Gov. Greg Abbott’s statewide mask order does not apply to children under the age of 10. However, Flower Mound Family Practice Physician Dr Jack Johnson said that while he is glad both types of learning are currently being offered, he believes that everyone should wear a mask at all times.
“If you got a kid that says, ‘I am absolutely not going to wear a mask,’ that kid’s not a candidate for in classroom studies,” Johnson said. “Everybody’s going to cooperate on this because you have to remember, it’s not just your health you’re protecting, it’s someone else’s health.”

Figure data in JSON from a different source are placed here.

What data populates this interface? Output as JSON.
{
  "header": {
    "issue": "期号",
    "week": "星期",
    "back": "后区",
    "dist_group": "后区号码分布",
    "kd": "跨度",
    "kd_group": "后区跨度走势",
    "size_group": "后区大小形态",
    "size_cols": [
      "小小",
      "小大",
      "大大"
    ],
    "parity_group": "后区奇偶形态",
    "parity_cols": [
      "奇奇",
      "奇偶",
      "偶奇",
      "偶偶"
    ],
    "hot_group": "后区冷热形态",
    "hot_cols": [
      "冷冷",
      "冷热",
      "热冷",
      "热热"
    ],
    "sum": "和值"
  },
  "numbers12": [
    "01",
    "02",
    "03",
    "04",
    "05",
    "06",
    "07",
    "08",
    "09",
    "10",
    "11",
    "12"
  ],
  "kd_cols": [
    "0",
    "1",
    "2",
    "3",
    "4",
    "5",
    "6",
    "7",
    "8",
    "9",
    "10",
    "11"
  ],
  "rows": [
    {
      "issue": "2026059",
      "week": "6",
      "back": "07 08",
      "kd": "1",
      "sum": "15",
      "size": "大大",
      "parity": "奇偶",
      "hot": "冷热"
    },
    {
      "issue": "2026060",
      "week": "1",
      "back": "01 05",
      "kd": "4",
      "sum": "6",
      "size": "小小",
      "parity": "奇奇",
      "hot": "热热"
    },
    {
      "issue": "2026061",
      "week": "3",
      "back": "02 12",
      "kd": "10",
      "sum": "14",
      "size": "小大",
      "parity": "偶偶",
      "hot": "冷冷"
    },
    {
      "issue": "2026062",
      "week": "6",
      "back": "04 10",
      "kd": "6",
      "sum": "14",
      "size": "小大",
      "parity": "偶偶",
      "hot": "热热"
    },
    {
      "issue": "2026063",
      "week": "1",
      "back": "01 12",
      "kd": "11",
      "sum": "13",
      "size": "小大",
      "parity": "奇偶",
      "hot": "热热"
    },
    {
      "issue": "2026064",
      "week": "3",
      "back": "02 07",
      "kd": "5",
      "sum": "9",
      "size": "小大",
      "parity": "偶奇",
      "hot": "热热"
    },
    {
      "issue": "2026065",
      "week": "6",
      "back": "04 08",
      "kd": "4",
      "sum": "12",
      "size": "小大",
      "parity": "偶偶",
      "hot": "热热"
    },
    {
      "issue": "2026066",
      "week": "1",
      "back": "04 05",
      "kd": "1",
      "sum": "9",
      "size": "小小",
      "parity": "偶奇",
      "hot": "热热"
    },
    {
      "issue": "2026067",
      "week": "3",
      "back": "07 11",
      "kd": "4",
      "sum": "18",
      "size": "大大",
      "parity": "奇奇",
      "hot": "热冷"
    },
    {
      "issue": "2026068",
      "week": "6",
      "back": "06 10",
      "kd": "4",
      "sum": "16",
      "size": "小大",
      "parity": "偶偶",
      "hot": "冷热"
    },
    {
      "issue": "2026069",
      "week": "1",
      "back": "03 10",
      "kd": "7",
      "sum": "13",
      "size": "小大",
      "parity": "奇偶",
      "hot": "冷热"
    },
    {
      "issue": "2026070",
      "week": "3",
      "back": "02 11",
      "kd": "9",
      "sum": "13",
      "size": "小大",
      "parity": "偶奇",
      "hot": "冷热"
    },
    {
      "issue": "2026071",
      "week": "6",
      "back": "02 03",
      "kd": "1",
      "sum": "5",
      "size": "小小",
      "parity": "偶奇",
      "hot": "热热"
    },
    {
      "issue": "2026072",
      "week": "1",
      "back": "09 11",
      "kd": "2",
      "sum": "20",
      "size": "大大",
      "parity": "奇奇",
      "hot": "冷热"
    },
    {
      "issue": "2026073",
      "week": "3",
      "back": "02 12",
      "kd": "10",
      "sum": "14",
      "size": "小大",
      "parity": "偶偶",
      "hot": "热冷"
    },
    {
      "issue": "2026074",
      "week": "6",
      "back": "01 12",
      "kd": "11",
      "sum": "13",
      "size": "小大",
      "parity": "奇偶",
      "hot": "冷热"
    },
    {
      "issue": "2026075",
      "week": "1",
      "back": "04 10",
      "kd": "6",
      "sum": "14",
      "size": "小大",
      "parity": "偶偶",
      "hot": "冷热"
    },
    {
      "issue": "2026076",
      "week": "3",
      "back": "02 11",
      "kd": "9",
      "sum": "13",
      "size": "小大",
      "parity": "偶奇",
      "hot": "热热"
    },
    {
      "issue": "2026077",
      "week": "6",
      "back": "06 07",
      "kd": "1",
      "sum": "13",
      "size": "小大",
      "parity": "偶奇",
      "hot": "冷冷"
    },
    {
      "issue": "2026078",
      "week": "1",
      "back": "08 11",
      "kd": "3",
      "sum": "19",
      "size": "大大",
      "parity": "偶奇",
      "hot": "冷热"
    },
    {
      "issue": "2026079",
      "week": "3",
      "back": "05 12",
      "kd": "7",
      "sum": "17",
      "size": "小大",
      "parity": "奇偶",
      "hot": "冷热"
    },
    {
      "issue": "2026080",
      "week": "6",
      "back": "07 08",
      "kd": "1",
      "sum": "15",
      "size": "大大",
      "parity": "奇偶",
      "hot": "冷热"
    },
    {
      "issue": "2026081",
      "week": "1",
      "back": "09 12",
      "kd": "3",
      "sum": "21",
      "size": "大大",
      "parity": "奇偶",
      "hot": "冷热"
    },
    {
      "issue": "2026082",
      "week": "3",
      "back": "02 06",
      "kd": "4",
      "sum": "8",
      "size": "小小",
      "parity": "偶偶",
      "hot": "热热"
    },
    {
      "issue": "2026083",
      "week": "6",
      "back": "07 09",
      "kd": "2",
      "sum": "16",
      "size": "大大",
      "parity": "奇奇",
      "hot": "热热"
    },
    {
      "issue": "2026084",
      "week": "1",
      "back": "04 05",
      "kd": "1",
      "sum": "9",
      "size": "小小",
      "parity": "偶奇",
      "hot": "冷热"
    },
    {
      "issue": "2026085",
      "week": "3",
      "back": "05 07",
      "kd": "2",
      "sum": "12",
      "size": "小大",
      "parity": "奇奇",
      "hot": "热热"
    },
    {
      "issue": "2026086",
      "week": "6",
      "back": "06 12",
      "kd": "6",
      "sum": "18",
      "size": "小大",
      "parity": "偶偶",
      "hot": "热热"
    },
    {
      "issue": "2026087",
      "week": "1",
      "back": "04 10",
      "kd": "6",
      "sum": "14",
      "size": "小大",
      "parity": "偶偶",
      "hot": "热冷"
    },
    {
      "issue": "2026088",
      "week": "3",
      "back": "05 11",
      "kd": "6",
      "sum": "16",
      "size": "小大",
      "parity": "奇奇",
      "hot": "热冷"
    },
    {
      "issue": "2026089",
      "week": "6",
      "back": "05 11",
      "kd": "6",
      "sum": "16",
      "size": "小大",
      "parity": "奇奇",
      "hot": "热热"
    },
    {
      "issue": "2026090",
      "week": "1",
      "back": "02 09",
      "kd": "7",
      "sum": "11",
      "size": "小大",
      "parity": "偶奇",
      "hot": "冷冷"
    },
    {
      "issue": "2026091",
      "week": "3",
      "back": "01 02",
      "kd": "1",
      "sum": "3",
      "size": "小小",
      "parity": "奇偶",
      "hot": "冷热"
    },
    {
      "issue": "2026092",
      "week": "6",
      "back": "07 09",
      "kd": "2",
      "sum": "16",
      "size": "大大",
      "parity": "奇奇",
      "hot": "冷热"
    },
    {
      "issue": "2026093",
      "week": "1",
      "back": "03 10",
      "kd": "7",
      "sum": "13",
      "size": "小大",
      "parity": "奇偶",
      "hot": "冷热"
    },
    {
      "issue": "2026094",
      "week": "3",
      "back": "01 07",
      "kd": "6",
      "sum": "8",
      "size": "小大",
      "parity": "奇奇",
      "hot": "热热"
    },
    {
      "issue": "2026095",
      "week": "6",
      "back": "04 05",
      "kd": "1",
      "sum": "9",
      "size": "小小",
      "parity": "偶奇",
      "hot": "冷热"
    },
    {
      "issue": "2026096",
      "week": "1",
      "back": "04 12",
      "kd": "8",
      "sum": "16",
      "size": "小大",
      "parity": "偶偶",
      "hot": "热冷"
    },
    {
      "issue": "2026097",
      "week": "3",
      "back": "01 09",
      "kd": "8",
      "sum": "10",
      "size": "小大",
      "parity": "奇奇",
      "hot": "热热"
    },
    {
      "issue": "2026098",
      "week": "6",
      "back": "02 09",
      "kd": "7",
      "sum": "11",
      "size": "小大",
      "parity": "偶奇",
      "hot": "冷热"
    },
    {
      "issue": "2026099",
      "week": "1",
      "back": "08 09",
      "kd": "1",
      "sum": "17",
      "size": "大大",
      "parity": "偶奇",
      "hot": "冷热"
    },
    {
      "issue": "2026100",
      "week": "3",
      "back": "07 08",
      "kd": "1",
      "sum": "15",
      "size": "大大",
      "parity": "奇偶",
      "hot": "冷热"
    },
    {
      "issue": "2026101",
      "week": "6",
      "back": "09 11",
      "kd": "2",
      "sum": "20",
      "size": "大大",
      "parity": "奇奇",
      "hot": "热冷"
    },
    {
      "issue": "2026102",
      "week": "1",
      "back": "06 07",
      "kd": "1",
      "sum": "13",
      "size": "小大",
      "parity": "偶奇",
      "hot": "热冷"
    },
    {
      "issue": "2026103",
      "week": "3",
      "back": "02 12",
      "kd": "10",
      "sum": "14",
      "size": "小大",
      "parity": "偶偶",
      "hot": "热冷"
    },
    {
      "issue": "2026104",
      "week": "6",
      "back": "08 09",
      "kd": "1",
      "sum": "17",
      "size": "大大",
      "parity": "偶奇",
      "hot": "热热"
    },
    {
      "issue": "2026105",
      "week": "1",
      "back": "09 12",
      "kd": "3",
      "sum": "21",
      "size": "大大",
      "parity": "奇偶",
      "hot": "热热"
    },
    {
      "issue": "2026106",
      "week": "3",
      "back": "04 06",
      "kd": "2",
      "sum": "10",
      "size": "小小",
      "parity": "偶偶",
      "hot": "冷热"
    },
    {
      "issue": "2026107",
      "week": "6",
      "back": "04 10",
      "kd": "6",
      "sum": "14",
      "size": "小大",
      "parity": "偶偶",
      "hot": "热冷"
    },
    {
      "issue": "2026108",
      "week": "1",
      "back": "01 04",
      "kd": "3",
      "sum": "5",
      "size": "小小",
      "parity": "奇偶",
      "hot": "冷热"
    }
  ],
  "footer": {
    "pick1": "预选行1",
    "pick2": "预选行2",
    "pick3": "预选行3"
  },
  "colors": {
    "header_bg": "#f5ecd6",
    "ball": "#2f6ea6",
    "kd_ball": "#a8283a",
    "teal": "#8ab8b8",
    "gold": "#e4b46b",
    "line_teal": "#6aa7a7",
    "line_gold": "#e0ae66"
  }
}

However, even if the district takes every possible safety precaution, Johnson said that students who return to campus will still be at risk of contracting the virus and spreading it to others. He believes that because COVID-19 cases are increasing daily in Denton County, reopening schools may be a bad idea within one or two weeks.
“You may see kids getting back in school and all of a sudden, you get a huge rise in the number of cases for the kids that are in school and their families versus the kids that are doing virtual,” Johnson said. “If you see that, I think you’ve got to step back and go, ‘Okay, this is not the best time to do this.’”
Rogers said he is prepared to change the plans if COVID-19 progresses and that the district is working to create guidelines on what to do if cases spike or if any students, teachers or members of their households get sick. This includes possibly extending in-person school days to bank time, which would allow a campus to close for one to three weeks if needed without pushing the school year past Memorial Day.
“I’m an eternal optimist. I have been my entire life. I certainly hope we start school, everything goes as planned, no closures, no changes in our plans, etc,” Rogers said during the meeting. “But I’m also realistic, and I just don’t think that’s going to happen. So we’ve talked numerous times over the last four months that we have the need to be flexible and nimble. That’s not going to change anytime in the near future.”